Notaris sebagai pejabat publik yang diberi kewenangan oleh negara dapat menjadi
seorang pihak ketiga terpercaya sebagai seorang registration authority atau otoritas pendaftaran
yang diberi tugas untuk mengidentifikasi para pihak yang ingin terlibat dan memiliki sertifikat
elektronik untuk melakukan transaksi elektronik dengan pihak lain memungkin untuk dijalani hal
ini dikarenakan dalam organisasi Notaris sedunia yang sering disebut UINL (The International
Union of Notaries) memprakarsai mengenai laju perekonomian yang dipengaruhi oleh transaksi
elektronik pada tanggal 19-20 Oktober 2016 di Paris Perancis dengan judul The Notary A
Trusted Third Party.

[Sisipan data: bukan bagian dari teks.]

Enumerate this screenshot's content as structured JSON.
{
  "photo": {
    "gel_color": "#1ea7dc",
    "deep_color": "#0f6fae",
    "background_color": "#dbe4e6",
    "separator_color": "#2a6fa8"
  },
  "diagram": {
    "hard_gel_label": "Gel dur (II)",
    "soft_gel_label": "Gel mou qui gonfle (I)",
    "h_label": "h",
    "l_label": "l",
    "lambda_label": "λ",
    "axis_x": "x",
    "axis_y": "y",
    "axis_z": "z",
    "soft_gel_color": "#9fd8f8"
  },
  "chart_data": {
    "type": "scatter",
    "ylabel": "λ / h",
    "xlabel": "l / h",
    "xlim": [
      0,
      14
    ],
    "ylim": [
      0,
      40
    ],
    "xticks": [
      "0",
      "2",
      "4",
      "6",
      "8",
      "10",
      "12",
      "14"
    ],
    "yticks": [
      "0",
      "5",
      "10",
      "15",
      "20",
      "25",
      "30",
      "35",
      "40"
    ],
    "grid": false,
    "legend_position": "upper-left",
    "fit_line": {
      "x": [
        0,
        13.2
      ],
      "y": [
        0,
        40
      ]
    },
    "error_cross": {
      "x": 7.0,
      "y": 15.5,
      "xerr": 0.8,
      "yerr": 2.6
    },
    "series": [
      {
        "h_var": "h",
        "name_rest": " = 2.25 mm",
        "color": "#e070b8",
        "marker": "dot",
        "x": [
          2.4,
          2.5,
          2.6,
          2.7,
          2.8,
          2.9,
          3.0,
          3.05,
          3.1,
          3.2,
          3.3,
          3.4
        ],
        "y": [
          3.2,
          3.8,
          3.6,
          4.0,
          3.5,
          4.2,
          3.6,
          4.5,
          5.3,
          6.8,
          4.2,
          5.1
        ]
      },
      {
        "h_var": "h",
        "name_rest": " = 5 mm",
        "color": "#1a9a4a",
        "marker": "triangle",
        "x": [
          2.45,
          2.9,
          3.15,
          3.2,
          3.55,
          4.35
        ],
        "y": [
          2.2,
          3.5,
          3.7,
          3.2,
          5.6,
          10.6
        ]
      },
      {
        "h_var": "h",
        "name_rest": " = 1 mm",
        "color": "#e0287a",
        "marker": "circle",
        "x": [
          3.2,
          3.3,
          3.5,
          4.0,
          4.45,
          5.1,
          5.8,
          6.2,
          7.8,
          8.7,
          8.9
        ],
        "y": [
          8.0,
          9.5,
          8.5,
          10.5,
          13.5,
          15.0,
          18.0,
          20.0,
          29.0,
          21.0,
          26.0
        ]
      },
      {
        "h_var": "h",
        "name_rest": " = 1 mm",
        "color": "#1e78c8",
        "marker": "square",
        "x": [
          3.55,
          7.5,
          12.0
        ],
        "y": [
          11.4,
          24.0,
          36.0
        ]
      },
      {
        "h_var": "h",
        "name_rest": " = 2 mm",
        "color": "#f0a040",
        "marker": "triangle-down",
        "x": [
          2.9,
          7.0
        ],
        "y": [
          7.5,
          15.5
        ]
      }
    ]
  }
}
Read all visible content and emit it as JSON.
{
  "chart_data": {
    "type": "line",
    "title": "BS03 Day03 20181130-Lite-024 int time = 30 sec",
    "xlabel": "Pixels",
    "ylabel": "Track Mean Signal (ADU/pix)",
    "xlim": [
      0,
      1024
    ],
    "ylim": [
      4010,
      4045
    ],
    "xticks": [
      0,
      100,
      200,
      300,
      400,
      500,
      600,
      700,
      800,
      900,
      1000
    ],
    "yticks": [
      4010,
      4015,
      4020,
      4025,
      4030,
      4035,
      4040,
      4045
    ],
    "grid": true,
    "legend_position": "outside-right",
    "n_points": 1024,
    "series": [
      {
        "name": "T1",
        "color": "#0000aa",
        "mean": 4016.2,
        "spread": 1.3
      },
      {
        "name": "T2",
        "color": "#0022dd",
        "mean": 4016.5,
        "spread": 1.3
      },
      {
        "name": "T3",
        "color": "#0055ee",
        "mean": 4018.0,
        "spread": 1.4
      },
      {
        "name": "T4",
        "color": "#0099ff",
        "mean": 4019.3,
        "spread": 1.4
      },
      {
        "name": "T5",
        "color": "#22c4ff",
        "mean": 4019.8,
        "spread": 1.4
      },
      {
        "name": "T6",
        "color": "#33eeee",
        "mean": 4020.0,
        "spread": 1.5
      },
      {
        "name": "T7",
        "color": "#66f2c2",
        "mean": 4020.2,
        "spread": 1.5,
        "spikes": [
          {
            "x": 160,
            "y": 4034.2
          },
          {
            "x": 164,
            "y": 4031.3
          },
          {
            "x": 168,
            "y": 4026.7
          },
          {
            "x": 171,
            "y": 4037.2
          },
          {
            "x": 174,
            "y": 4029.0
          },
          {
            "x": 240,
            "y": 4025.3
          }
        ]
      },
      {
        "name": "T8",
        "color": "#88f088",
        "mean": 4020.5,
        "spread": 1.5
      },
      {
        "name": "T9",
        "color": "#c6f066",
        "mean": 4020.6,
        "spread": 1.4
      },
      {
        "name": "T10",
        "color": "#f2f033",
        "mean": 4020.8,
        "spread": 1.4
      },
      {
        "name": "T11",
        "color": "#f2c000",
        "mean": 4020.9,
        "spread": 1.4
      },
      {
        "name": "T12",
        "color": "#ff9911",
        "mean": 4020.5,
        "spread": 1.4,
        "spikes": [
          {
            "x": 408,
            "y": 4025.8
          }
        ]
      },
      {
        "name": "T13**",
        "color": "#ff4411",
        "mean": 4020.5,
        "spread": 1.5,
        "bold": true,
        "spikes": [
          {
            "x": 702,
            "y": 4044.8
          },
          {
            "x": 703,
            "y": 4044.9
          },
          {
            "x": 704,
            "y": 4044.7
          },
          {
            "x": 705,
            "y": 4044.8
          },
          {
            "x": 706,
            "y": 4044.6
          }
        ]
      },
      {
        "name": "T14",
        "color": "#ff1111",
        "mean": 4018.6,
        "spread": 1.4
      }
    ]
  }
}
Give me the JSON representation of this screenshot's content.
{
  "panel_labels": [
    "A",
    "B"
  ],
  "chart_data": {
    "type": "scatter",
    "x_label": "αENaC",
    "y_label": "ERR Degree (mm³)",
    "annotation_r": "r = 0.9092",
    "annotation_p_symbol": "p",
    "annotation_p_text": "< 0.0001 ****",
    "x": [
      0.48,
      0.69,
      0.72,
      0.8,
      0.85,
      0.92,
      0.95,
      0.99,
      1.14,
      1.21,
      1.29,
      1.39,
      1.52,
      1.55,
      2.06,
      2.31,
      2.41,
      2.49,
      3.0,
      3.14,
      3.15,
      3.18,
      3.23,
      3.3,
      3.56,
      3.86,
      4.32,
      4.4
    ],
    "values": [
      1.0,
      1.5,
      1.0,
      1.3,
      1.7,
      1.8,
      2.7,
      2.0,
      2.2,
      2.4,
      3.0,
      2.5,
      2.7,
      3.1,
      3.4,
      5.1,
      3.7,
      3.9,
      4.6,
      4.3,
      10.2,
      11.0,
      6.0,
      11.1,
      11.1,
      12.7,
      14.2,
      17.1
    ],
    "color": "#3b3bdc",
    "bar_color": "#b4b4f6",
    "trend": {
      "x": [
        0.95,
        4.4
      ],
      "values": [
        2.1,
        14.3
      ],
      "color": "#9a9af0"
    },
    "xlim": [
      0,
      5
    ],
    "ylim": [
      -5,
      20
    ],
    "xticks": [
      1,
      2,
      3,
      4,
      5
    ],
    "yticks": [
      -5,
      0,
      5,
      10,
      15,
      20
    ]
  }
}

Dalam kongres ini akan manjawab mengenai kebutuhan laju perekomian
dalam membutuhkan seseorang sebagai pihak yang dapat dipercaya. Dikarenakan pengadopsian
hukum sebagai dalam bentuk kontrak (asas pacta sun servanda) untuk memberikan kepastian
hukum dan jaminan masa depan dengan kebenaran yang tidak dapat disanggah.
Perkembangan ekonomi modern salah satu dilihat dari bisnis perdagangan secara
elektronik yang mengalami lonjakan dan menjadi fashion tersendiri dalam praktek industri.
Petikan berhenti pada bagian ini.